Incipient Alzheimer's disease: Microarray correlation analyses reveal major transcriptional and tumor suppressor responses

Department of Molecular and Biomedical Pharmacology, Spinal Cord and Brain Injury Research Center, and Sanders-Brown Research Center on Aging, University of Kentucky College of Medicine, Lexington, KY 40536
To whom correspondence should be addressed at: Department of Molecular and Biomedical Pharmacology, University of Kentucky Medical Center, 800 Rose Street, MS309, Lexington, KY 40536. E-mail: ude.yku@dnalwp.
Communicated by James L. McGaugh, University of California, Irvine, CA, December 19, 2003
Communicated by James L. McGaugh, University of California, Irvine, CA, December 19, 2003
Received 2003 Sep 5

Abstract

The pathogenesis of incipient Alzheimer's disease (AD) has been resistant to analysis because of the complexity of AD and the overlap of its early-stage markers with normal aging. Gene microarrays provide new tools for addressing complexity because they allow overviews of the simultaneous activity of multiple cellular pathways. However, microarray data interpretation is often hindered by low statistical power, high false positives or false negatives, and by uncertain relevance to functional endpoints. Here, we analyzed hippocampal gene expression of nine control and 22 AD subjects of varying severity on 31 separate microarrays. We then tested the correlation of each gene's expression with MiniMental Status Examination (MMSE) and neurofibrillary tangle (NFT) scores across all 31 subjects regardless of diagnosis. These well powered tests revealed a major transcriptional response comprising thousands of genes significantly correlated with AD markers. Several hundred of these genes were also correlated with AD markers across only control and incipient AD subjects (MMSE > 20). Biological process categories associated with incipient AD-correlated genes were identified statistically (ease program) and revealed up-regulation of many transcription factor/signaling genes regulating proliferation and differentiation, including tumor suppressors, oligodendrocyte growth factors, and protein kinase A modulators. In addition, up-regulation of adhesion, apoptosis, lipid metabolism, and initial inflammation processes occurred, and down-regulation of protein folding/metabolism/transport and some energy metabolism and signaling pathways took place. These findings suggest a new model of AD pathogenesis in which a genomically orchestrated up-regulation of tumor suppressor-mediated differentiation and involution processes induces the spread of pathology along myelinated axons.

Abstract

Alzheimer's disease (AD) has received intense study during past decades.
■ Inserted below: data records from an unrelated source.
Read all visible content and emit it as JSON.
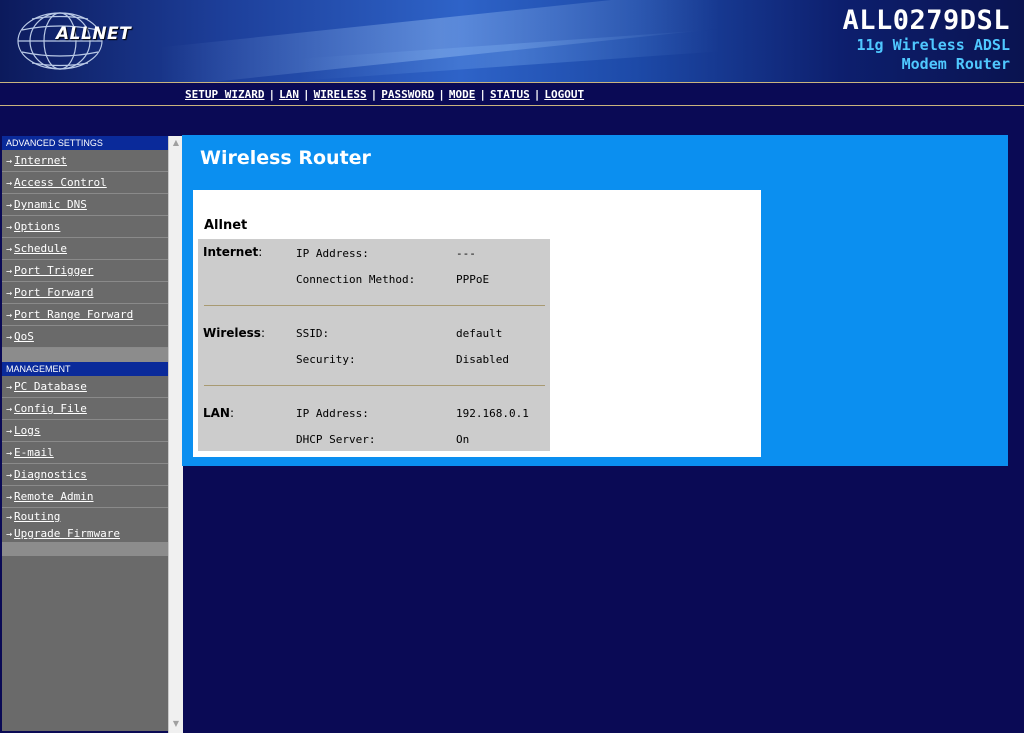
{
  "brand": {
    "logo_text": "ALLNET",
    "model_name": "ALL0279DSL",
    "model_sub1": "11g Wireless ADSL",
    "model_sub2": "Modem Router"
  },
  "topnav": [
    "SETUP WIZARD",
    "LAN",
    "WIRELESS",
    "PASSWORD",
    "MODE",
    "STATUS",
    "LOGOUT"
  ],
  "sidebar": {
    "advanced_header": "ADVANCED SETTINGS",
    "advanced_items": [
      "Internet",
      "Access Control",
      "Dynamic DNS",
      "Options",
      "Schedule",
      "Port Trigger",
      "Port Forward",
      "Port Range Forward",
      "QoS"
    ],
    "management_header": "MANAGEMENT",
    "management_items": [
      "PC Database",
      "Config File",
      "Logs",
      "E-mail",
      "Diagnostics",
      "Remote Admin",
      "Routing",
      "Upgrade Firmware"
    ]
  },
  "main": {
    "title": "Wireless Router",
    "device_name": "Allnet",
    "sections": {
      "internet": {
        "label": "Internet",
        "fields": [
          {
            "name": "IP Address:",
            "value": "---"
          },
          {
            "name": "Connection Method:",
            "value": "PPPoE"
          }
        ]
      },
      "wireless": {
        "label": "Wireless",
        "fields": [
          {
            "name": "SSID:",
            "value": "default"
          },
          {
            "name": "Security:",
            "value": "Disabled"
          }
        ]
      },
      "lan": {
        "label": "LAN",
        "fields": [
          {
            "name": "IP Address:",
            "value": "192.168.0.1"
          },
          {
            "name": "DHCP Server:",
            "value": "On"
          }
        ]
      }
    }
  },
  "colors": {
    "page_bg": "#0a0a55",
    "panel_bg": "#0b8ff0",
    "sidebar_bg": "#6a6a6a",
    "section_header": "#0a2a9a",
    "model_sub": "#4fc8ff"
  }
}
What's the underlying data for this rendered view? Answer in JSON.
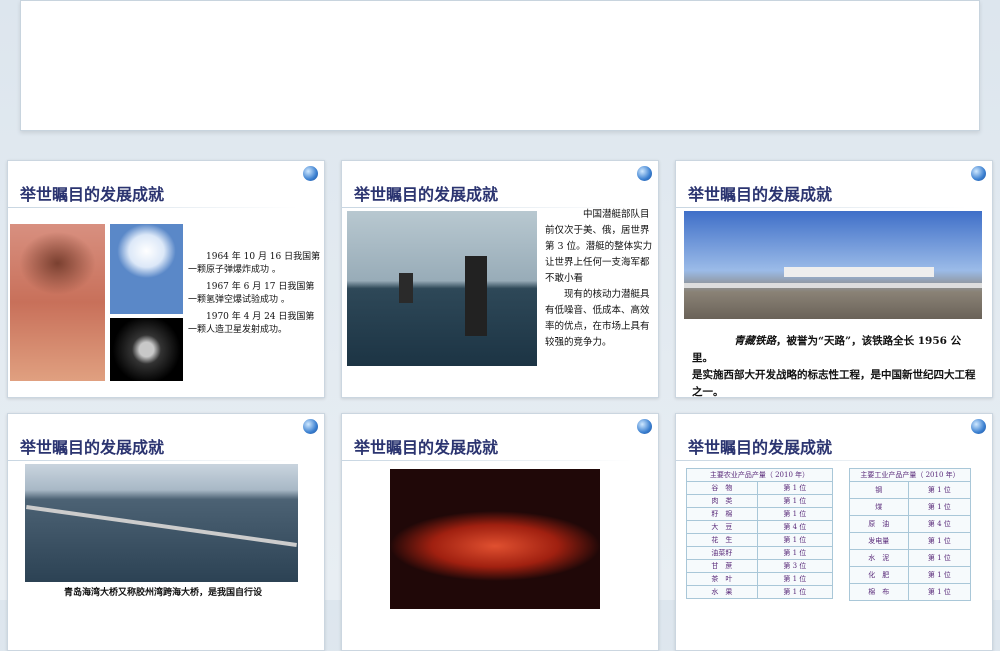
{
  "slides": [
    {
      "title": "举世瞩目的发展成就",
      "paras": [
        "1964 年 10 月 16 日我国第一颗原子弹爆炸成功 。",
        "1967 年 6 月 17 日我国第一颗氢弹空爆试验成功 。",
        "1970 年 4 月 24 日我国第一颗人造卫星发射成功。"
      ]
    },
    {
      "title": "举世瞩目的发展成就",
      "paras": [
        "中国潜艇部队目前仅次于美、俄，居世界第 3 位。潜艇的整体实力让世界上任何一支海军都不敢小看",
        "现有的核动力潜艇具有低噪音、低成本、高效率的优点，在市场上具有较强的竞争力。"
      ]
    },
    {
      "title": "举世瞩目的发展成就",
      "italic": "青藏铁路",
      "line1": "，被誉为“天路”，该铁路全长 1956 公里。",
      "line2": "是实施西部大开发战略的标志性工程，是中国新世纪四大工程之一。"
    },
    {
      "title": "举世瞩目的发展成就",
      "caption": "青岛海湾大桥又称胶州湾跨海大桥，是我国自行设"
    },
    {
      "title": "举世瞩目的发展成就"
    },
    {
      "title": "举世瞩目的发展成就",
      "agri": {
        "header": "主要农业产品产量（ 2010 年）",
        "rows": [
          [
            "谷　物",
            "第 1 位"
          ],
          [
            "肉　类",
            "第 1 位"
          ],
          [
            "籽　棉",
            "第 1 位"
          ],
          [
            "大　豆",
            "第 4 位"
          ],
          [
            "花　生",
            "第 1 位"
          ],
          [
            "油菜籽",
            "第 1 位"
          ],
          [
            "甘　蔗",
            "第 3 位"
          ],
          [
            "茶　叶",
            "第 1 位"
          ],
          [
            "水　果",
            "第 1 位"
          ]
        ]
      },
      "ind": {
        "header": "主要工业产品产量（ 2010 年）",
        "rows": [
          [
            "钢",
            "第 1 位"
          ],
          [
            "煤",
            "第 1 位"
          ],
          [
            "原　油",
            "第 4 位"
          ],
          [
            "发电量",
            "第 1 位"
          ],
          [
            "水　泥",
            "第 1 位"
          ],
          [
            "化　肥",
            "第 1 位"
          ],
          [
            "棉　布",
            "第 1 位"
          ]
        ]
      }
    }
  ]
}
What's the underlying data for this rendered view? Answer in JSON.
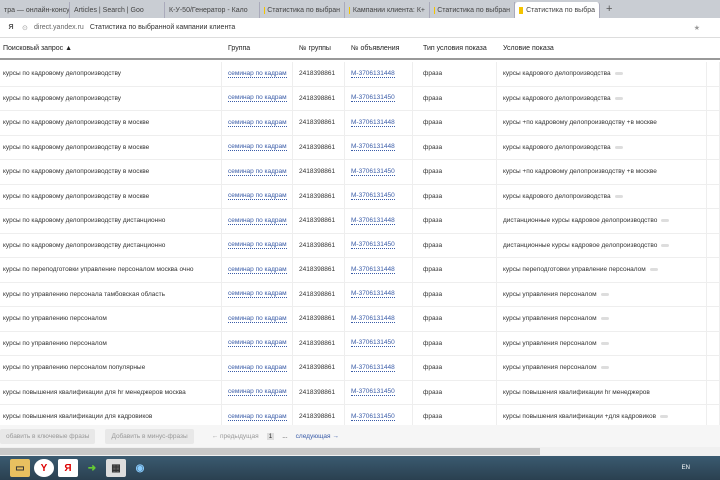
{
  "tabs": [
    "тра — онлайн-консу",
    "Articles | Search | Goo",
    "К-У-50/Генератор - Кало",
    "Статистика по выбран",
    "Кампании клиента: К+",
    "Статистика по выбран",
    "Статистика по выбра"
  ],
  "address": {
    "domain": "direct.yandex.ru",
    "title": "Статистика по выбранной кампании клиента"
  },
  "headers": [
    "Поисковый запрос ▲",
    "Группа",
    "№ группы",
    "№ объявления",
    "Тип условия показа",
    "Условие показа"
  ],
  "rows": [
    [
      "курсы по кадровому делопроизводству",
      "семинар по кадрам",
      "2418398861",
      "M-3706131448",
      "фраза",
      "курсы кадрового делопроизводства"
    ],
    [
      "курсы по кадровому делопроизводству",
      "семинар по кадрам",
      "2418398861",
      "M-3706131450",
      "фраза",
      "курсы кадрового делопроизводства"
    ],
    [
      "курсы по кадровому делопроизводству в москве",
      "семинар по кадрам",
      "2418398861",
      "M-3706131448",
      "фраза",
      "курсы +по кадровому делопроизводству +в москве"
    ],
    [
      "курсы по кадровому делопроизводству в москве",
      "семинар по кадрам",
      "2418398861",
      "M-3706131448",
      "фраза",
      "курсы кадрового делопроизводства"
    ],
    [
      "курсы по кадровому делопроизводству в москве",
      "семинар по кадрам",
      "2418398861",
      "M-3706131450",
      "фраза",
      "курсы +по кадровому делопроизводству +в москве"
    ],
    [
      "курсы по кадровому делопроизводству в москве",
      "семинар по кадрам",
      "2418398861",
      "M-3706131450",
      "фраза",
      "курсы кадрового делопроизводства"
    ],
    [
      "курсы по кадровому делопроизводству дистанционно",
      "семинар по кадрам",
      "2418398861",
      "M-3706131448",
      "фраза",
      "дистанционные курсы кадровое делопроизводство"
    ],
    [
      "курсы по кадровому делопроизводству дистанционно",
      "семинар по кадрам",
      "2418398861",
      "M-3706131450",
      "фраза",
      "дистанционные курсы кадровое делопроизводство"
    ],
    [
      "курсы по переподготовки управление персоналом москва очно",
      "семинар по кадрам",
      "2418398861",
      "M-3706131448",
      "фраза",
      "курсы переподготовки управление персоналом"
    ],
    [
      "курсы по управлению персонала тамбовская область",
      "семинар по кадрам",
      "2418398861",
      "M-3706131448",
      "фраза",
      "курсы управления персоналом"
    ],
    [
      "курсы по управлению персоналом",
      "семинар по кадрам",
      "2418398861",
      "M-3706131448",
      "фраза",
      "курсы управления персоналом"
    ],
    [
      "курсы по управлению персоналом",
      "семинар по кадрам",
      "2418398861",
      "M-3706131450",
      "фраза",
      "курсы управления персоналом"
    ],
    [
      "курсы по управлению персоналом популярные",
      "семинар по кадрам",
      "2418398861",
      "M-3706131448",
      "фраза",
      "курсы управления персоналом"
    ],
    [
      "курсы повышения квалификации для hr менеджеров москва",
      "семинар по кадрам",
      "2418398861",
      "M-3706131450",
      "фраза",
      "курсы повышения квалификации hr менеджеров"
    ],
    [
      "курсы повышения квалификации для кадровиков",
      "семинар по кадрам",
      "2418398861",
      "M-3706131450",
      "фраза",
      "курсы повышения квалификации +для кадровиков"
    ]
  ],
  "dots": [
    true,
    true,
    false,
    true,
    false,
    true,
    true,
    true,
    true,
    true,
    true,
    true,
    true,
    false,
    true
  ],
  "footer": {
    "add_keywords": "обавить в ключевые фразы",
    "add_minus": "Добавить в минус-фразы",
    "prev": "← предыдущая",
    "page": "1",
    "ellipsis": "...",
    "next": "следующая →"
  },
  "tray": {
    "lang": "EN"
  }
}
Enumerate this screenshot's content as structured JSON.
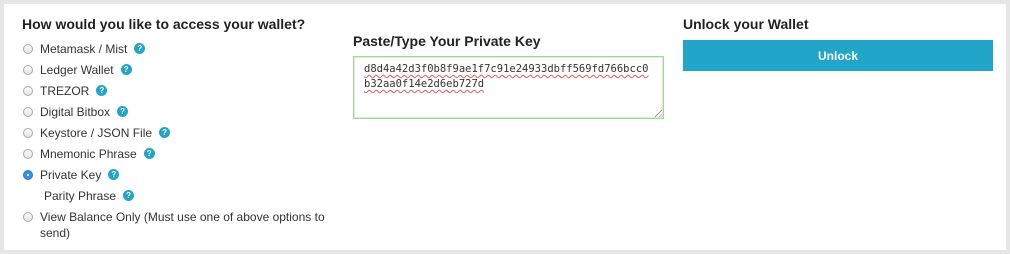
{
  "access": {
    "heading": "How would you like to access your wallet?",
    "options": [
      {
        "label": "Metamask / Mist",
        "checked": false,
        "help_icon": "question-icon"
      },
      {
        "label": "Ledger Wallet",
        "checked": false,
        "help_icon": "question-icon"
      },
      {
        "label": "TREZOR",
        "checked": false,
        "help_icon": "question-icon"
      },
      {
        "label": "Digital Bitbox",
        "checked": false,
        "help_icon": "question-icon"
      },
      {
        "label": "Keystore / JSON File",
        "checked": false,
        "help_icon": "question-icon"
      },
      {
        "label": "Mnemonic Phrase",
        "checked": false,
        "help_icon": "question-icon"
      },
      {
        "label": "Private Key",
        "checked": true,
        "help_icon": "question-icon"
      }
    ],
    "parity_phrase": {
      "label": "Parity Phrase",
      "help_icon": "question-icon"
    },
    "view_balance": {
      "label": "View Balance Only (Must use one of above options to send)",
      "checked": false
    },
    "help_glyph": "?"
  },
  "private_key": {
    "heading": "Paste/Type Your Private Key",
    "value": "d8d4a42d3f0b8f9ae1f7c91e24933dbff569fd766bcc0b32aa0f14e2d6eb727d"
  },
  "unlock": {
    "heading": "Unlock your Wallet",
    "button_label": "Unlock"
  },
  "colors": {
    "accent": "#21a5c9",
    "radio_checked": "#3a8fe0",
    "input_border": "#a6d79a"
  }
}
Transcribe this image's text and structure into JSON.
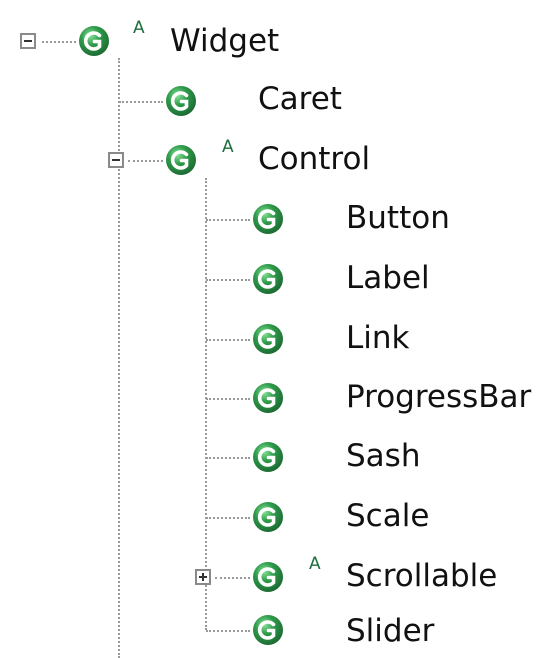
{
  "tree": {
    "root": {
      "label": "Widget",
      "icon": "class-icon",
      "abstract_badge": "A",
      "expanded": true
    },
    "level1": [
      {
        "label": "Caret",
        "icon": "class-icon"
      },
      {
        "label": "Control",
        "icon": "class-icon",
        "abstract_badge": "A",
        "expanded": true
      }
    ],
    "control_children": [
      {
        "label": "Button",
        "icon": "class-icon"
      },
      {
        "label": "Label",
        "icon": "class-icon"
      },
      {
        "label": "Link",
        "icon": "class-icon"
      },
      {
        "label": "ProgressBar",
        "icon": "class-icon"
      },
      {
        "label": "Sash",
        "icon": "class-icon"
      },
      {
        "label": "Scale",
        "icon": "class-icon"
      },
      {
        "label": "Scrollable",
        "icon": "class-icon",
        "abstract_badge": "A",
        "expanded": false
      },
      {
        "label": "Slider",
        "icon": "class-icon"
      }
    ]
  },
  "colors": {
    "icon_green": "#2e9a4a",
    "icon_dark": "#1c6b33",
    "badge": "#1f6d3b",
    "connector": "#9a9a9a"
  }
}
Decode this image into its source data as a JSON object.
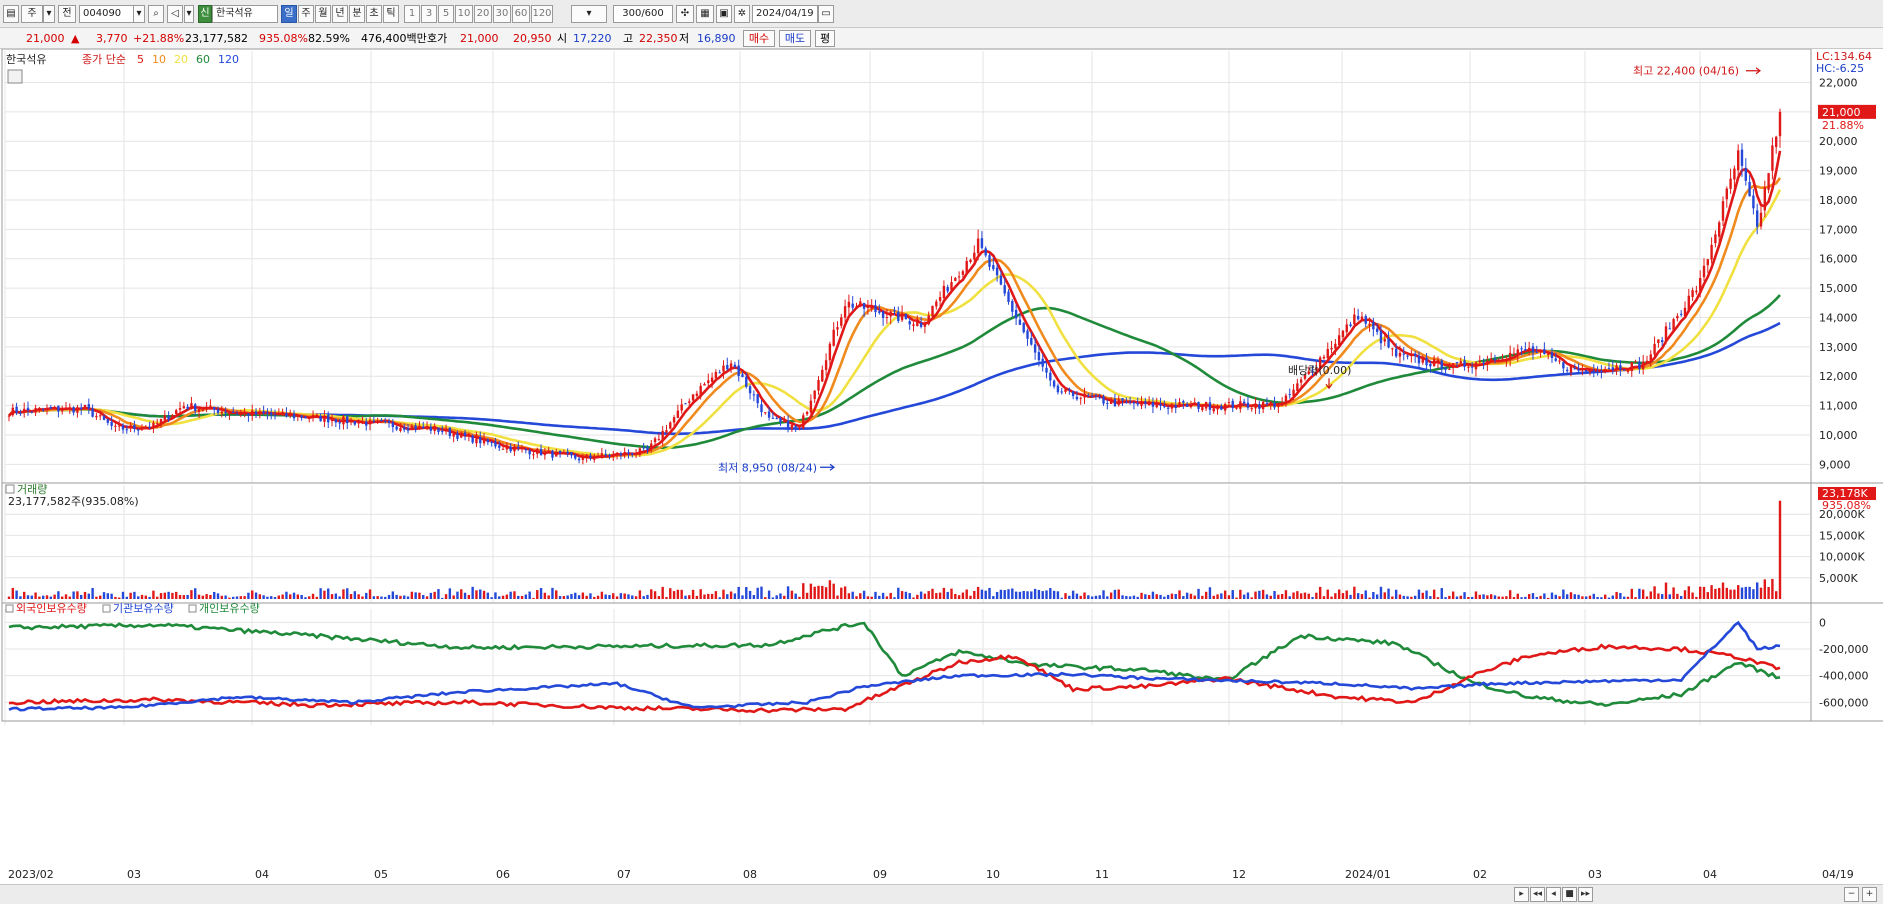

Multiple processes have been implicated in AD, notably including abnormal β-amyloid (Aβ) production (1-7), tau hyperphosphorylation and neurofibrillary tangles (NFTs) (8, 9), synaptic pathology (10-12), oxidative stress (13-15), inflammation (5, 16-19), protein processing or misfolding (20, 21), calcium dyshomeostasis (15, 20-26), aberrant reentry of neurons into the cell cycle (27, 28), cholesterol synthesis (29, 30), and effects of hormones (23, 31) or growth factors (17, 32). Nevertheless, the pathogenic factors that initiate these processes remain elusive.

Several reasons account for the substantial resistance of AD pathogenesis to analysis. One is the vast extent and complexity of the disease, which affects numerous molecules, cells, and systems and impedes attempts to determine which alterations are specifically associated with early pathology. Another is that clinically normal subjects may exhibit considerable AD pathology, blurring criteria for distinguishing subjects with normal aging, mild cognitive impairment, or incipient AD (33-35).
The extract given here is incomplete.